Blockchain is a form of distributed ledger technology, a digital system in which data is recorded across multiple places at the same time. Unlike traditional databases, DLTs have no central administrator or centralised data storage. They are transparent because the data is visible and, because they are automatically replicated and impossible to be tampered with, they are secure.

The main difference between blockchain and other forms of DLT is the way data is stored as ‘blocks’ – new transactions are added to the existing ‘chain’ of past transactions, hence the name ‘blockchain’. It is impossible to delete or modify information on the chain due to the replication of blocks across various locations.

Blockchain is mostly associated with cryptocurrency Bitcoin.

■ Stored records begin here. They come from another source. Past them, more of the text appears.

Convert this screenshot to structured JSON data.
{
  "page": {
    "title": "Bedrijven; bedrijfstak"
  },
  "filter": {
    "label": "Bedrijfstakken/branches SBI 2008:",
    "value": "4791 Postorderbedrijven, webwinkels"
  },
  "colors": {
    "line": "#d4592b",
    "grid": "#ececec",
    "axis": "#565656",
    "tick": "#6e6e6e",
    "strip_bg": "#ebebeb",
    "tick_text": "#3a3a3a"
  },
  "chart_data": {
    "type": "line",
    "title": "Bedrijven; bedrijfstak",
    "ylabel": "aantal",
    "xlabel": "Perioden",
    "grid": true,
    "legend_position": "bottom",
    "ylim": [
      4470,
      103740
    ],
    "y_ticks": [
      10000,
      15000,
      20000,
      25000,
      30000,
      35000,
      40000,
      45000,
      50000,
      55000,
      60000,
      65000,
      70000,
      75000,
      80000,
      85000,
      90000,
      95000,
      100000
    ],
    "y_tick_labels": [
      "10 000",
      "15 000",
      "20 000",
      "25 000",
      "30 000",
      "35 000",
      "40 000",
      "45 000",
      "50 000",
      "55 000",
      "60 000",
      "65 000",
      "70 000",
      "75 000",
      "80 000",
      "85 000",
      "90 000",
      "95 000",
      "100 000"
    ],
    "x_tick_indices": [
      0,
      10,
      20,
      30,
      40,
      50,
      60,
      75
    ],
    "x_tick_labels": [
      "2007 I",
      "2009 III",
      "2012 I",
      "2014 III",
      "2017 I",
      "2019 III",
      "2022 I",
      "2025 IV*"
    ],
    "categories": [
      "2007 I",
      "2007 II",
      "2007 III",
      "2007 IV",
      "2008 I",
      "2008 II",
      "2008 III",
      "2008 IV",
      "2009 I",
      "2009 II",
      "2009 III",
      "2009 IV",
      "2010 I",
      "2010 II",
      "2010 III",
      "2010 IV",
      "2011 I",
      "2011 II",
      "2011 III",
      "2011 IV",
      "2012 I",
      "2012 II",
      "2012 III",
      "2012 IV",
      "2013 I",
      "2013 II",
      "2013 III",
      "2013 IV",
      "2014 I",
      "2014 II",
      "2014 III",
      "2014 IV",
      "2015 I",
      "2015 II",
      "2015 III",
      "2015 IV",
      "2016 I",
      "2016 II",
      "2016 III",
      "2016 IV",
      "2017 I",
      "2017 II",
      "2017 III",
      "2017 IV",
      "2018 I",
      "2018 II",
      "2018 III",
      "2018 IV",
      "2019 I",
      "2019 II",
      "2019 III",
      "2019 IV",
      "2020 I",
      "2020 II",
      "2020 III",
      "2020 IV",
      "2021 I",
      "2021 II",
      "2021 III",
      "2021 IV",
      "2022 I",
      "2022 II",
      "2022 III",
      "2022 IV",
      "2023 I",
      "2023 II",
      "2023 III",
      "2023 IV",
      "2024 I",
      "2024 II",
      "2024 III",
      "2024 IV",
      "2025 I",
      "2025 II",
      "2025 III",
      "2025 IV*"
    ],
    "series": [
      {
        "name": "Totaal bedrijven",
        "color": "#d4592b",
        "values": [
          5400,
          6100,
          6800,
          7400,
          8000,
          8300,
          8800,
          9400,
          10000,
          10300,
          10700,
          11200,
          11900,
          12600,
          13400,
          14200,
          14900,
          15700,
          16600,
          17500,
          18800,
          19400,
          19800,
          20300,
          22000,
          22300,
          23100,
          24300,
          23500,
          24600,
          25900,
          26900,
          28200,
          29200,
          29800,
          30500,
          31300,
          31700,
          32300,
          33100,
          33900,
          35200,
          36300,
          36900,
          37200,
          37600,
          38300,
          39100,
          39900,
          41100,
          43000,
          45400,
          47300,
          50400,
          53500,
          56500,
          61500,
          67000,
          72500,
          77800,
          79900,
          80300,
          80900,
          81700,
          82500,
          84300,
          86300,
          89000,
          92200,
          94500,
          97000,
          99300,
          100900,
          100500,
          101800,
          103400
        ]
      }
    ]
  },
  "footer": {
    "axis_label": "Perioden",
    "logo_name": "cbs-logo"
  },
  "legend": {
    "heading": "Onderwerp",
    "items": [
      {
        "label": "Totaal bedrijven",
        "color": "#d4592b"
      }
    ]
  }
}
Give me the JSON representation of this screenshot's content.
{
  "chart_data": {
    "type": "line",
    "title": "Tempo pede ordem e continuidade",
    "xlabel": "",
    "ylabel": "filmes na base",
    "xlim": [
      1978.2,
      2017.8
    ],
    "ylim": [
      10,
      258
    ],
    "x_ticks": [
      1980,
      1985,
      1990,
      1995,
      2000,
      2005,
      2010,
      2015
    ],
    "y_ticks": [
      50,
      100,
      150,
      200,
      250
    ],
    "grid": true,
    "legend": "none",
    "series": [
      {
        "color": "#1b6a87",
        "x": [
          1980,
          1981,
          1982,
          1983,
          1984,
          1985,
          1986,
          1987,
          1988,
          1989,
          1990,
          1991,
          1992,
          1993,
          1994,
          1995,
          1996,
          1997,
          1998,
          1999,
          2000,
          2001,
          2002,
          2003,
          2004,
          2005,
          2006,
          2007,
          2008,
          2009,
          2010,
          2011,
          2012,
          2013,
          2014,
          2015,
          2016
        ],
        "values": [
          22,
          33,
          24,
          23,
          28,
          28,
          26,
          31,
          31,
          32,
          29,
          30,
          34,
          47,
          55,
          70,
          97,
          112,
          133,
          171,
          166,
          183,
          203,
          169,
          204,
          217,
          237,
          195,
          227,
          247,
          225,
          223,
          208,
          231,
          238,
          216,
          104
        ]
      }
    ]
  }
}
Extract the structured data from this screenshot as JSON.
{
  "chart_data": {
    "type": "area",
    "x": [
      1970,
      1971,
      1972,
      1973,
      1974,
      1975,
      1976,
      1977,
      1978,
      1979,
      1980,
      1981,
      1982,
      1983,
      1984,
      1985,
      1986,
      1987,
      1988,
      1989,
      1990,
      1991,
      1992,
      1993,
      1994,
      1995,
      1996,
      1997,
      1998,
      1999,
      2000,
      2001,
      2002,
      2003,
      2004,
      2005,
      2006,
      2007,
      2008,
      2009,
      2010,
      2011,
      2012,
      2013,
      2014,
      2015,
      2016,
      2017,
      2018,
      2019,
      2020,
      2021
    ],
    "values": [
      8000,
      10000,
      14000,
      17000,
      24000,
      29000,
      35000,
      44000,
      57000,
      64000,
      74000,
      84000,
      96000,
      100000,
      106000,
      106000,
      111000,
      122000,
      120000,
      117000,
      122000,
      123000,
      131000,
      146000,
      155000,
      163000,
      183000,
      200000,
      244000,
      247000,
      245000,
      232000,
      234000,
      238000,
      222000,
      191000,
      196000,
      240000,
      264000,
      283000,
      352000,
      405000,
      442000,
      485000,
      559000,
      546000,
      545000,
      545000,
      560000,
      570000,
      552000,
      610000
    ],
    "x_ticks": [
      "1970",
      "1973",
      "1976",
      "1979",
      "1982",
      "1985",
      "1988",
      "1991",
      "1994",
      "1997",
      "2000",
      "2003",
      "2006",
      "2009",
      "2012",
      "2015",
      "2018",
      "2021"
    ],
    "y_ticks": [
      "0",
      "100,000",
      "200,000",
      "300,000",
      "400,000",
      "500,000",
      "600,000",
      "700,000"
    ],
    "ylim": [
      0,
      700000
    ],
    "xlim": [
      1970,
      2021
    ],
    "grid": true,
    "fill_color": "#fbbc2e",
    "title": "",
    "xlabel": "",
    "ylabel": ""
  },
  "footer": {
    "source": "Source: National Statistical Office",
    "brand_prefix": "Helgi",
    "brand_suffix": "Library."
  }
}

Due to the inability to tamper with transactions, advocates say this makes the currency more secure and safer than traditional systems. It is maintained by a network of people referred to as ‘miners’, who receive rewards for solving complex mathematical equations that enable transactions to go through.

However, one of the major problems that has come to light has been the presence of illicit material buried in the Bitcoin blockchain, linking it to the dark web.

Other blockchain platforms can offer things like smart contracts, which are automatically implemented when specific conditions from all interested parties are reached, cutting the time involved and the risk of mistakes. Another use could be storing medical records, as patients can be confident their information cannot be changed. The technology can also be used in supply chains, voting and has the potential to used for storing property records.